Depuis trois ans qu’ils se connaissaient, Jeanson tannait le flic pour qu’il s’essaie lui-même à la technique du cri. Le jeune Russe en avait, selon le professeur, un « besoin urgent ». Volokine n’en doutait pas — il avait besoin de ça, et sans doute de bien d’autres choses — mais il refusait. A l’idée de bousculer ses structures profondes, il était saisi d’angoisse. Même si ses fondations étaient pourries, même si son équilibre psychique tenait à des périodes de défonce et de vaines tentatives pour en sortir, même si à ce rythme, il n’allait pas faire long feu, il ne voulait toucher à rien. Tout valait mieux que retourner le passé et revenir au trauma d’origine qu’il avait oublié. Cette zone opaque qui le hantait.

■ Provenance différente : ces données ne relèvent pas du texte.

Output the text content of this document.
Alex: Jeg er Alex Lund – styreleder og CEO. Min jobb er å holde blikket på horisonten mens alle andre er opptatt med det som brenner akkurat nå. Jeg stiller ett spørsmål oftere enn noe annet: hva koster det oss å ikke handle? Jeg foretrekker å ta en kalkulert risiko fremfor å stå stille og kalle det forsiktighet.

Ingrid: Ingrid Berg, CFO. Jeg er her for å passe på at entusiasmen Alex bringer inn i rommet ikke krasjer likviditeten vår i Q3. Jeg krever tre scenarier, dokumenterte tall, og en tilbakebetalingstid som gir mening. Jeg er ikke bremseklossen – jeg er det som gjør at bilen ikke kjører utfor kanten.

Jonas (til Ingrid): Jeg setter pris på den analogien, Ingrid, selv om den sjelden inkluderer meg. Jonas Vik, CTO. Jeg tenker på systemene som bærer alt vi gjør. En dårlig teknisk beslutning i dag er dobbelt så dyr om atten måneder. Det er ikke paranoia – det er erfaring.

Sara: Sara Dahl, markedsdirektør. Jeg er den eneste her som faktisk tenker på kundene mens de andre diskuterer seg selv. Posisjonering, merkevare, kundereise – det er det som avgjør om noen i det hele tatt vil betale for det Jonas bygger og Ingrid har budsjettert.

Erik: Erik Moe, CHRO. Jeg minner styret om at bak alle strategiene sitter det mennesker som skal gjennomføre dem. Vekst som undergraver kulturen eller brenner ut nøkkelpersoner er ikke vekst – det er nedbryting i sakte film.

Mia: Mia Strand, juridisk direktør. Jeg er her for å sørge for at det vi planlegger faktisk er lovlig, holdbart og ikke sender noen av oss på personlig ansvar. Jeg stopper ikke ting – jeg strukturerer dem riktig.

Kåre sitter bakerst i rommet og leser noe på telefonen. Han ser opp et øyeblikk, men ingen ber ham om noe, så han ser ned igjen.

— Alors, assieds-toi et explique-moi.
Volokine prit son temps. Il aimait ce lieu. Cette petite pièce au parquet sombre et aux murs blancs, dont les seuls motifs de décoration étaient une cheminée minuscule et une bibliothèque consacrée à la psychanalyse et à la philosophie. Un bureau au vernis craquelé, deux fauteuils aux accoudoirs élimés et un lit — le fameux « divan » pour les séances d’analyse — complétaient le tableau.
Jeanson ouvrit un tiroir et en sortit un cigare — un Monte-Cristo :
— Ça ne te dérange pas ?
Volokine nia de la tête, connaissant le rituel. Le barreau de chaise serait la seule concession du professeur au soir de Noël.
— Alors, demanda-t-il de sa voix douce, tout en coupant l’extrémité du cigare, qu’est-ce que tu veux ?
— Je suis venu vous parler de chorales. De chorales d’enfants.
— La voix des anges. Le sommet de la pureté.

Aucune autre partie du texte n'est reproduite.